Остатки дешевого пойла Васька заклинил бумажной скруткой, бутылку сунул в карман фуфайки; с ватника на резиновые сапоги текли потоки, на полу скоро скопилась лужица. Левушкину захотелось поговорить о политике, это уже было скучно. Водка легла в желудке горьким нерастворимым комом, Жуков натянул шляпу на брови и покинул продлавку. На улице стояла гнедая, с черными от дождя пролысинами кобыленка, понуро опустив голову к дорожной трясине. Левушкин уселся на передок, затянул песню и подал коня вперед. Все так же на воле нудило, обложник обещался до утра. Ну и развеселая же жизнь! Жуков тряхнул головою, поднял ворот плаща. Конь удалялся, повиливая стегнами, едва встряхивая намокревшим хвостом. Ваське, знать, было весело: он бросил вожжи и, тряся над головою пальцем, что-то гугнил сам с собою, наверное, рассуждал про перестройку. Жуков проводил «корехана» задумчивым взглядом и подумал: кто знает, может, через поколение-другое отпрыск Левушкина породнится с породою горбатых и на свет вылупятся такие добычливые, азартные псы, коими только медведей травить.
Тут только Ивана Жукова озарило: он же домовладелец, у него своя хата, прислон, прикров, крыша над головою! Раз сварилось дело, то и до утра оно не терпит, прокиснет. Жуков решительно повернул в верхний конец Слободы, где дожидались его хоромы. Дворец высился задом к проспекту Ильича, широким бревенчатым взвозом почти напирая на улицу.
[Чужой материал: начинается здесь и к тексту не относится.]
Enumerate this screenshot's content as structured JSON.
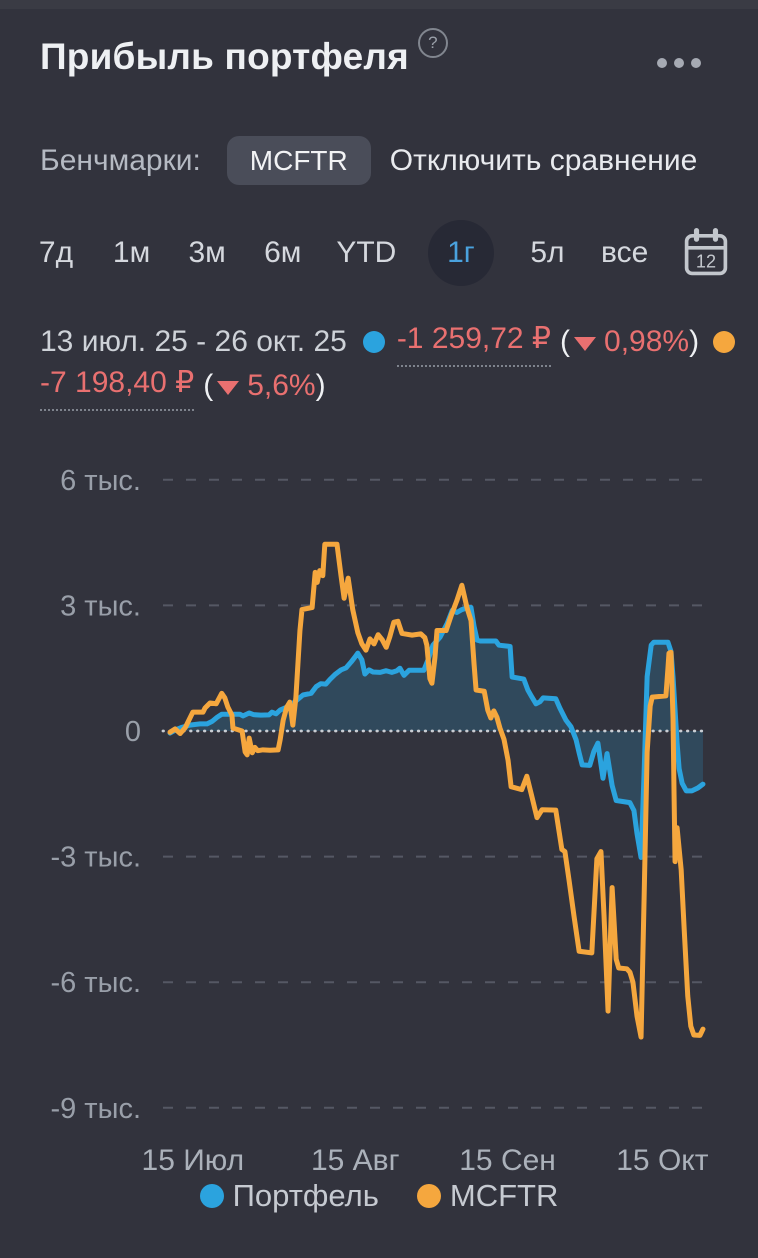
{
  "header": {
    "title": "Прибыль портфеля",
    "help": "?"
  },
  "benchmarks": {
    "label": "Бенчмарки:",
    "chip": "MCFTR",
    "disable_link": "Отключить сравнение"
  },
  "periods": {
    "tabs": [
      {
        "label": "7д",
        "selected": false
      },
      {
        "label": "1м",
        "selected": false
      },
      {
        "label": "3м",
        "selected": false
      },
      {
        "label": "6м",
        "selected": false
      },
      {
        "label": "YTD",
        "selected": false
      },
      {
        "label": "1г",
        "selected": true
      },
      {
        "label": "5л",
        "selected": false
      },
      {
        "label": "все",
        "selected": false
      }
    ],
    "calendar_day": "12"
  },
  "stats": {
    "date_range": "13 июл. 25 - 26 окт. 25",
    "open_paren": "(",
    "close_paren": ")",
    "portfolio": {
      "value": "-1 259,72 ₽",
      "percent": "0,98%",
      "direction": "down"
    },
    "benchmark": {
      "value": "-7 198,40 ₽",
      "percent": "5,6%",
      "direction": "down"
    }
  },
  "colors": {
    "background": "#32333d",
    "portfolio_blue": "#2ba3de",
    "benchmark_orange": "#f5a73e",
    "negative_red": "#e97070",
    "fill_blue": "rgba(42,163,222,0.20)"
  },
  "chart_data": {
    "type": "line",
    "x_unit": "days since 13 Jul 2025",
    "x_range_days": [
      0,
      105
    ],
    "y_range": [
      -9000,
      6000
    ],
    "grid": true,
    "legend_position": "bottom",
    "y_ticks": [
      {
        "value": 6000,
        "label": "6 тыс."
      },
      {
        "value": 3000,
        "label": "3 тыс."
      },
      {
        "value": 0,
        "label": "0"
      },
      {
        "value": -3000,
        "label": "-3 тыс."
      },
      {
        "value": -6000,
        "label": "-6 тыс."
      },
      {
        "value": -9000,
        "label": "-9 тыс."
      }
    ],
    "x_ticks": [
      {
        "day": 4.5,
        "label": "15 Июл"
      },
      {
        "day": 36.5,
        "label": "15 Авг"
      },
      {
        "day": 66.5,
        "label": "15 Сен"
      },
      {
        "day": 97,
        "label": "15 Окт"
      }
    ],
    "legend": [
      {
        "label": "Портфель",
        "color": "#2ba3de"
      },
      {
        "label": "MCFTR",
        "color": "#f5a73e"
      }
    ],
    "series": [
      {
        "name": "Портфель",
        "color": "#2ba3de",
        "fill": true,
        "end_value_rub": -1259.72,
        "end_percent": -0.98,
        "points": [
          [
            0,
            -50
          ],
          [
            1.2,
            30
          ],
          [
            2.4,
            90
          ],
          [
            3.9,
            140
          ],
          [
            5.9,
            170
          ],
          [
            7.3,
            170
          ],
          [
            8.3,
            230
          ],
          [
            9.3,
            330
          ],
          [
            10.2,
            400
          ],
          [
            13.8,
            400
          ],
          [
            14.4,
            360
          ],
          [
            15.6,
            430
          ],
          [
            16.5,
            390
          ],
          [
            17.9,
            380
          ],
          [
            19.5,
            385
          ],
          [
            20.1,
            450
          ],
          [
            20.9,
            410
          ],
          [
            21.7,
            500
          ],
          [
            23,
            570
          ],
          [
            24,
            640
          ],
          [
            25,
            740
          ],
          [
            26.2,
            860
          ],
          [
            27.8,
            900
          ],
          [
            28.8,
            1060
          ],
          [
            29.7,
            1130
          ],
          [
            30.7,
            1120
          ],
          [
            31.5,
            1230
          ],
          [
            32.5,
            1350
          ],
          [
            33.7,
            1460
          ],
          [
            34.7,
            1510
          ],
          [
            35.7,
            1650
          ],
          [
            36.4,
            1760
          ],
          [
            37,
            1860
          ],
          [
            37.8,
            1700
          ],
          [
            38.4,
            1360
          ],
          [
            39.2,
            1460
          ],
          [
            40,
            1410
          ],
          [
            41.4,
            1400
          ],
          [
            42.6,
            1440
          ],
          [
            43.7,
            1400
          ],
          [
            44.7,
            1440
          ],
          [
            45.3,
            1500
          ],
          [
            46.1,
            1330
          ],
          [
            47.1,
            1450
          ],
          [
            50,
            1450
          ],
          [
            50.8,
            1690
          ],
          [
            51.8,
            2050
          ],
          [
            53.2,
            2240
          ],
          [
            54.6,
            2570
          ],
          [
            55.6,
            2880
          ],
          [
            56.5,
            2830
          ],
          [
            57.5,
            2900
          ],
          [
            58.7,
            2950
          ],
          [
            59.3,
            2950
          ],
          [
            59.9,
            2500
          ],
          [
            60.5,
            2170
          ],
          [
            61.1,
            2150
          ],
          [
            64.2,
            2150
          ],
          [
            64.8,
            2050
          ],
          [
            67,
            2020
          ],
          [
            67.4,
            1290
          ],
          [
            69.7,
            1240
          ],
          [
            70.5,
            980
          ],
          [
            71.3,
            810
          ],
          [
            72.1,
            650
          ],
          [
            72.9,
            700
          ],
          [
            73.5,
            790
          ],
          [
            76,
            770
          ],
          [
            76.8,
            550
          ],
          [
            78,
            260
          ],
          [
            79,
            100
          ],
          [
            80,
            -210
          ],
          [
            80.6,
            -520
          ],
          [
            81.2,
            -810
          ],
          [
            82.7,
            -820
          ],
          [
            83.5,
            -490
          ],
          [
            84.3,
            -290
          ],
          [
            85.3,
            -1130
          ],
          [
            86.1,
            -540
          ],
          [
            87.1,
            -1300
          ],
          [
            87.9,
            -1660
          ],
          [
            90.6,
            -1710
          ],
          [
            91.4,
            -1900
          ],
          [
            92,
            -2450
          ],
          [
            92.8,
            -3020
          ],
          [
            93.4,
            -1000
          ],
          [
            94,
            1300
          ],
          [
            94.8,
            2050
          ],
          [
            95.3,
            2120
          ],
          [
            98.1,
            2120
          ],
          [
            98.7,
            1900
          ],
          [
            99.1,
            1290
          ],
          [
            99.5,
            500
          ],
          [
            99.9,
            -290
          ],
          [
            100.3,
            -900
          ],
          [
            100.9,
            -1250
          ],
          [
            101.7,
            -1430
          ],
          [
            102.8,
            -1430
          ],
          [
            104,
            -1360
          ],
          [
            105,
            -1270
          ]
        ]
      },
      {
        "name": "MCFTR",
        "color": "#f5a73e",
        "fill": false,
        "end_value_rub": -7198.4,
        "end_percent": -5.6,
        "points": [
          [
            0,
            -30
          ],
          [
            1,
            50
          ],
          [
            2,
            -60
          ],
          [
            3,
            80
          ],
          [
            4.5,
            450
          ],
          [
            6.5,
            450
          ],
          [
            6.9,
            550
          ],
          [
            7.9,
            670
          ],
          [
            9.1,
            650
          ],
          [
            10.2,
            900
          ],
          [
            10.8,
            790
          ],
          [
            11.4,
            570
          ],
          [
            12.2,
            380
          ],
          [
            12.4,
            70
          ],
          [
            14.2,
            0
          ],
          [
            14.8,
            -500
          ],
          [
            15.2,
            -570
          ],
          [
            15.6,
            -170
          ],
          [
            16.2,
            -520
          ],
          [
            16.7,
            -390
          ],
          [
            17.3,
            -470
          ],
          [
            18.3,
            -450
          ],
          [
            19.7,
            -460
          ],
          [
            21.3,
            -450
          ],
          [
            21.7,
            -210
          ],
          [
            22.3,
            260
          ],
          [
            23,
            570
          ],
          [
            23.6,
            690
          ],
          [
            24.2,
            140
          ],
          [
            24.8,
            800
          ],
          [
            25.2,
            1600
          ],
          [
            25.6,
            2400
          ],
          [
            26,
            2900
          ],
          [
            28,
            2950
          ],
          [
            28.6,
            3790
          ],
          [
            29,
            3550
          ],
          [
            29.5,
            3830
          ],
          [
            30.1,
            3710
          ],
          [
            30.5,
            4460
          ],
          [
            32.9,
            4460
          ],
          [
            33.7,
            3700
          ],
          [
            34.3,
            3170
          ],
          [
            35.1,
            3650
          ],
          [
            36,
            2900
          ],
          [
            37,
            2350
          ],
          [
            37.8,
            2080
          ],
          [
            38.6,
            1930
          ],
          [
            39.4,
            2200
          ],
          [
            40.2,
            2080
          ],
          [
            41,
            2300
          ],
          [
            41.8,
            2180
          ],
          [
            42.6,
            2000
          ],
          [
            43.3,
            2250
          ],
          [
            44.1,
            2600
          ],
          [
            44.9,
            2620
          ],
          [
            45.7,
            2330
          ],
          [
            47.7,
            2290
          ],
          [
            49.4,
            2320
          ],
          [
            50.2,
            2230
          ],
          [
            50.6,
            2050
          ],
          [
            51.2,
            1250
          ],
          [
            51.6,
            1140
          ],
          [
            52.2,
            1760
          ],
          [
            52.6,
            2400
          ],
          [
            54.4,
            2400
          ],
          [
            55.4,
            2760
          ],
          [
            56.5,
            3110
          ],
          [
            57.5,
            3480
          ],
          [
            58.5,
            2950
          ],
          [
            59.3,
            2640
          ],
          [
            59.9,
            1600
          ],
          [
            60.3,
            980
          ],
          [
            61.9,
            950
          ],
          [
            62.6,
            500
          ],
          [
            63.2,
            310
          ],
          [
            63.8,
            480
          ],
          [
            64.4,
            330
          ],
          [
            65,
            70
          ],
          [
            65.8,
            -200
          ],
          [
            66.6,
            -700
          ],
          [
            67.2,
            -1330
          ],
          [
            69.3,
            -1400
          ],
          [
            70.3,
            -1080
          ],
          [
            71.3,
            -1570
          ],
          [
            72.3,
            -2070
          ],
          [
            73.3,
            -1880
          ],
          [
            76,
            -1890
          ],
          [
            76.6,
            -2360
          ],
          [
            77.2,
            -2830
          ],
          [
            77.8,
            -2880
          ],
          [
            78.6,
            -3550
          ],
          [
            79.6,
            -4430
          ],
          [
            80.6,
            -5260
          ],
          [
            83.1,
            -5300
          ],
          [
            84.1,
            -3050
          ],
          [
            84.9,
            -2880
          ],
          [
            85.5,
            -4400
          ],
          [
            86.3,
            -6690
          ],
          [
            87.1,
            -3740
          ],
          [
            87.9,
            -5450
          ],
          [
            88.4,
            -5660
          ],
          [
            90,
            -5680
          ],
          [
            90.6,
            -5760
          ],
          [
            91.2,
            -6000
          ],
          [
            92,
            -6810
          ],
          [
            92.8,
            -7310
          ],
          [
            93.4,
            -4000
          ],
          [
            94,
            -500
          ],
          [
            94.6,
            600
          ],
          [
            95,
            810
          ],
          [
            97.7,
            840
          ],
          [
            98.1,
            1500
          ],
          [
            98.3,
            1860
          ],
          [
            98.7,
            1880
          ],
          [
            99.1,
            300
          ],
          [
            99.3,
            -1500
          ],
          [
            99.5,
            -3120
          ],
          [
            99.9,
            -2310
          ],
          [
            100.7,
            -3310
          ],
          [
            101.3,
            -4740
          ],
          [
            102,
            -6330
          ],
          [
            102.6,
            -7050
          ],
          [
            103.2,
            -7260
          ],
          [
            104.4,
            -7270
          ],
          [
            105,
            -7120
          ]
        ]
      }
    ]
  }
}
Поветные ворота расселись, одна створка выпала, изба зияла черным беззубым зевом. «Хоть бы толем забрать, чтобы не шныряли непути», — уже по-хозяйски решил Жуков. Калитка в заборе висела на кожаных петлях и едва держалась, мосточки густо обросли топтун-травою, картофельники толсто обметало пыреем, значит, Васька Левушкин давно забросил огород и кормился лавошным. Дом был в два жила, да еще с подклетью и множеством окон по переду и с вышкой. Наверное, прежде был и балконец, от него остались лишь короткие лаги, похожие на гнилые зубы. Оконца были косящатые, но мелкие, наличники крашены охрою; были когда-то украсою и полотенца, и свеси, и подзоры, и сточные желоба, и курицы, на которых лежали водостоки, и массивный охлупень с грудастым конем венчал великанью избу, набранную из неохватных бревен. Но все прибабаски, все рукоделье, коим гордится настоящий плотник, со временем просыпалось, превратилось в труху, и только жалкие осколки выдавали прежнее обличье зажитка. Строились хоромы на века хозяином норовистым и смекалистым, но годы взяли свое, выпили, поистерзали плоть, изгнали в нети дух и норов житья, да и минувшие несчастья и беспризорность глубоко исчертили его лик, оставили лишь жалкую тень от былого. Дверь была без замка, но в кованую проушину всунут гвоздь: значит, живут. Да и чего красть-то?
Перешагнув высокий порог, Жуков попал в нутро и едва не свалился в кромешной затхлой темени; хоть святых вон выноси, так пахло, аж нос на сторону; где-то рядом, наверное, затаился нужник. Рискуя убиться, Жуков пообсмотрел лишь часть дома. Из второго жила он угодил по лестнице на вышку, еще вполне сносную, с чистыми стенами. Иван подошел к оконцу с выбитыми шибками и невольно замер: куда глаз хватал, лежали перед ним поречные пожни и поскотины, обнизанные куделью кустарников, далее река просвечивала, как великанье китовое тело, а за нею краснела гора, а по-за горою уступисто синели леса, подпирающие, казалось, само небо, подернутое сизой дождевой наволочью. Эк, какой обнаружился глядень, какая сторожевая застава подпала Ивану Жукову во владение! Он невольно застолбился возле оконца и долго так торчал, изумленный, пока не задрог от сквозняка.
Нет, есть Бог. Вот сиротел Иван, скитался без житьишка и без всякой надежды на крышу, и вдруг так подфартило, такой самородок намыл, едва погрузивши в студеную реку лоток. Эх, кабы знал тогда Жуков, в какое житье занесли его беспутные ноги, то, наверное, не только не польстился бы на дармовщинку, но и обежал бы избу за версту.